Acordos que, segundo o diplomata, estão “sem qualquer consenso” até ao momento, mas cuja efectivação, sustentou, deve “solidificar ainda mais as relações entre Angola e China”, bem como “atrair o investimento chinês e de outras partes do mundo” para Angola.
“Acho que, com a eventual assinatura [dos acordos], isso vai representar a solidificação das boas relações entre os dois países, mas também é um grande e importante factor para atrair os investidores chineses e estrangeiros”, afirmou.
“São garantias institucionais e jurídicas para os investimentos estrangeiros em Angola”, indicou.
Questionado sobre o volume global de financiamento da China a Angola, Cui Aimin referiu apenas que a cooperação financeira entre ambos países vai continuar, defendendo, porém, melhorias na sua estrutura e ajustamentos na sua quantidade.
“Vamos levar em consideração a situação económica da China e a sua capacidade. Posso dizer que esta cooperação de financiamento vai continuar. É necessário fazer uma melhoria da estrutura e, se calhar, também vamos fazer alguns ajustamentos em relação à quantidade”, observou.
O Fórum de Cooperação China-África, explicou o embaixador chinês, não se vai limitar ao aumento da confiança mútua entre a China e os Estados africanos, mas vai também traçar “medidas concretas” que atendam as necessidades de desenvolvimento de África e do país asiático.
A China é o maior financiador de Angola e, só em 2015, atribuiu uma nova linha de financiamento para obras públicas superior a 4.000 mil milhões de euros.
No entanto, este tipo de financiamento é amortizado por Angola com a entrega de petróleo bruto, sendo a China o principal cliente do crude angolano.
O FMI e a China
O FMI encorajou recentemente (Julho deste ano) a China a acelerar as reformas estruturais e a prestar atenção ao “crescimento insustentável” do crédito, para manter o crescimento económico ao mesmo tempo que reduz a dívida.
O FMI apontou “o contraste” entre os objectivos declarados por Pequim, como a estabilização do endividamento, o papel decisivo reconhecido ao mercado, maiores aberturas, e o aumento “sempre insustentável” do crédito, o intervencionismo invasivo do Estado ou ainda as restrições às trocas e ao investimento.
Se estas tensões não forem resolvidas podem ameaçar os objectivos de crescimento e encorajar uma “política de recuperação impulsionada pelo crédito”, como depois da crise financeira de 2008, alertou o FMI.

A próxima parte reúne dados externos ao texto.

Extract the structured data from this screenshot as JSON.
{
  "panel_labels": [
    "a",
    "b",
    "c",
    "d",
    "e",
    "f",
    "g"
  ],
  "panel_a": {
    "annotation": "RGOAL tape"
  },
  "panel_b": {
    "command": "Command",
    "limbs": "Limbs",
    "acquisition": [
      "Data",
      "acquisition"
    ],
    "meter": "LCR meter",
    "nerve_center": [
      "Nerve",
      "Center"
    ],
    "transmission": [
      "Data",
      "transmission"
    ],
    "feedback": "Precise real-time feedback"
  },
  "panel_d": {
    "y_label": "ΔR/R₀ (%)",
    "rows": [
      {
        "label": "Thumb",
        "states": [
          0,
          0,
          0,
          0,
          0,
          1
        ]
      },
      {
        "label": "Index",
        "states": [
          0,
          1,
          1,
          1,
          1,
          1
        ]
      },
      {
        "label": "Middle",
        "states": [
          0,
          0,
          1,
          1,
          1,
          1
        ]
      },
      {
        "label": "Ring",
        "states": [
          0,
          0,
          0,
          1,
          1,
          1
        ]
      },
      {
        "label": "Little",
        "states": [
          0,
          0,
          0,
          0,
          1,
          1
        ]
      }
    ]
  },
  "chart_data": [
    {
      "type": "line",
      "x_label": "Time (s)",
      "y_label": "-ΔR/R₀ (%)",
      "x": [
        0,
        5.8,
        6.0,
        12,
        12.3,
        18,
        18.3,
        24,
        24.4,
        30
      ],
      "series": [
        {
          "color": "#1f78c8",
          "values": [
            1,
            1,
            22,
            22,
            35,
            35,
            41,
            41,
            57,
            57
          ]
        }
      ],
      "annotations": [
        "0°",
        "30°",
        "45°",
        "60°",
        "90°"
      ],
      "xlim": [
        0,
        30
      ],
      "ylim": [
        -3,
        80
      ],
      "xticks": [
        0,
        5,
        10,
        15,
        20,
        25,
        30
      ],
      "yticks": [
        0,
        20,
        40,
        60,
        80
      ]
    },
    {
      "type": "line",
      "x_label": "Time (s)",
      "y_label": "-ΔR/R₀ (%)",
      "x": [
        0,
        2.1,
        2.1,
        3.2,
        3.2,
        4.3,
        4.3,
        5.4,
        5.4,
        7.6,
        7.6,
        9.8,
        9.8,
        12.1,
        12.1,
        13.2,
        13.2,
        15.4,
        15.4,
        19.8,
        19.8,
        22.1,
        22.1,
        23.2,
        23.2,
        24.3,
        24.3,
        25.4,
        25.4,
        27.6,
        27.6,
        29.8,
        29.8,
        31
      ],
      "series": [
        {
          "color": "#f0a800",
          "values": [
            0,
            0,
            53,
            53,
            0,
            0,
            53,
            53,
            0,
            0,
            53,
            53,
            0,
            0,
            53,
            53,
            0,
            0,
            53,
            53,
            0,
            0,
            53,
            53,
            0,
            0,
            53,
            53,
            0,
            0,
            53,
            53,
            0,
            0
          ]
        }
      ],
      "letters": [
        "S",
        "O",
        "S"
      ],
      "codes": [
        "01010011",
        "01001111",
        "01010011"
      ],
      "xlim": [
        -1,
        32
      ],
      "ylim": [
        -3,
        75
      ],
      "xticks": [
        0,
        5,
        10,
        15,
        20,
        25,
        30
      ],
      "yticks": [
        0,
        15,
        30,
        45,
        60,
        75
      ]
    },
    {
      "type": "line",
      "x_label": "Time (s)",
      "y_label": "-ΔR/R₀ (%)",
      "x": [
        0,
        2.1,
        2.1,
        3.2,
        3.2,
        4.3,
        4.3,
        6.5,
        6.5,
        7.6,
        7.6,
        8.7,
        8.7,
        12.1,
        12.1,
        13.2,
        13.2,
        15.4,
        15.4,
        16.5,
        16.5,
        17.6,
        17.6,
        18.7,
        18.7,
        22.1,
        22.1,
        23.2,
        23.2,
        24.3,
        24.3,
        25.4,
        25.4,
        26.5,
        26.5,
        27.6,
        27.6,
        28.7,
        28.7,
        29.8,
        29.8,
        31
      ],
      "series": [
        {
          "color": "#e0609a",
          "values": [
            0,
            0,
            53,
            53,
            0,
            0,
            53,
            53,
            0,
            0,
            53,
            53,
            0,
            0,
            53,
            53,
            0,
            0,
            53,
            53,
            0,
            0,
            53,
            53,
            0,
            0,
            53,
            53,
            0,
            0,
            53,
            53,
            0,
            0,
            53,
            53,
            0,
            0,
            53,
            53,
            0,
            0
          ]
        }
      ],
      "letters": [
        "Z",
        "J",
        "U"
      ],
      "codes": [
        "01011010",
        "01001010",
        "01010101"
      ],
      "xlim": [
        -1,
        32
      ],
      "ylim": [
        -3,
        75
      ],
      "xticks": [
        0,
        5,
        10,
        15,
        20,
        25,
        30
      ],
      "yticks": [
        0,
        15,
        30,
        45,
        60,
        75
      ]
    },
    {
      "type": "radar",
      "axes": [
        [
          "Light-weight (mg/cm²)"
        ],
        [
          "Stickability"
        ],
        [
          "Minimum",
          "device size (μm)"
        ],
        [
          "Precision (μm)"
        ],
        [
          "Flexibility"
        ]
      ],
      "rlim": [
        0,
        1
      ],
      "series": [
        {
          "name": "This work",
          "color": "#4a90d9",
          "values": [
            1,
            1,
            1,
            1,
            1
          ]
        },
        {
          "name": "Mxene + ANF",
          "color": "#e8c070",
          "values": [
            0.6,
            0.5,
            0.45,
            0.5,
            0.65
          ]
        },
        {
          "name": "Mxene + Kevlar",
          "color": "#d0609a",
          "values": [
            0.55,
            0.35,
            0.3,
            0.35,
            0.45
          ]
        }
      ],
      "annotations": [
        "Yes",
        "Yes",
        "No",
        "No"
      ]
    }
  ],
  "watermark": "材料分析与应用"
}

Esta reviravolta pode “intensificar as vulnerabilidades chinesas” e levar a “um brutal reajustamento” da segunda economia mundial, sublinhou. O alerta do FMI surgiu quando Pequim prometeu “uma política fiscal mais activa” para estimular a economia, com deduções fiscais e emissões de títulos para financiar projectos de infra-estruturas.
“Uma política baseada na direcção do Estado e no crédito servirá apenas para manter uma má distribuição de recursos e intensificar os riscos”, sublinhou o FMI.
Apesar do crescimento, impulsionado pelas exportações e gastos públicos, a dívida total da China continua a subir, advertiu o FMI, segundo o qual a dívida será superior a 260% do PIB este ano, excluindo o sector financeiro. A situação levou Pequim a cortar as despesas das colectividades locais e a reforçar as advertências sobre produtos de investimentos “opacos”.
Confrontada com um abrandamento económico e tendo como pano de fundo um agravamento das condições de crédito e a escalada das tensões comerciais com os Estados Unidos da América, a China poderá registar uma taxa de crescimento de 6,6% em 2018 e de 6,4% em 2019, num claro abrandamento em relação a 2017 (+6,9%).
O FMI lamentou que os “objectivos quantitativos de crescimento” fixados por Pequim possam levar à adopção de uma “política de recuperação incompatível com as necessidades de desenvolvimento a longo prazo” e pediu às autoridades chinesas que intensifiquem as reformas estruturais e “reduzam a presença do sector estatal em alguns domínios”.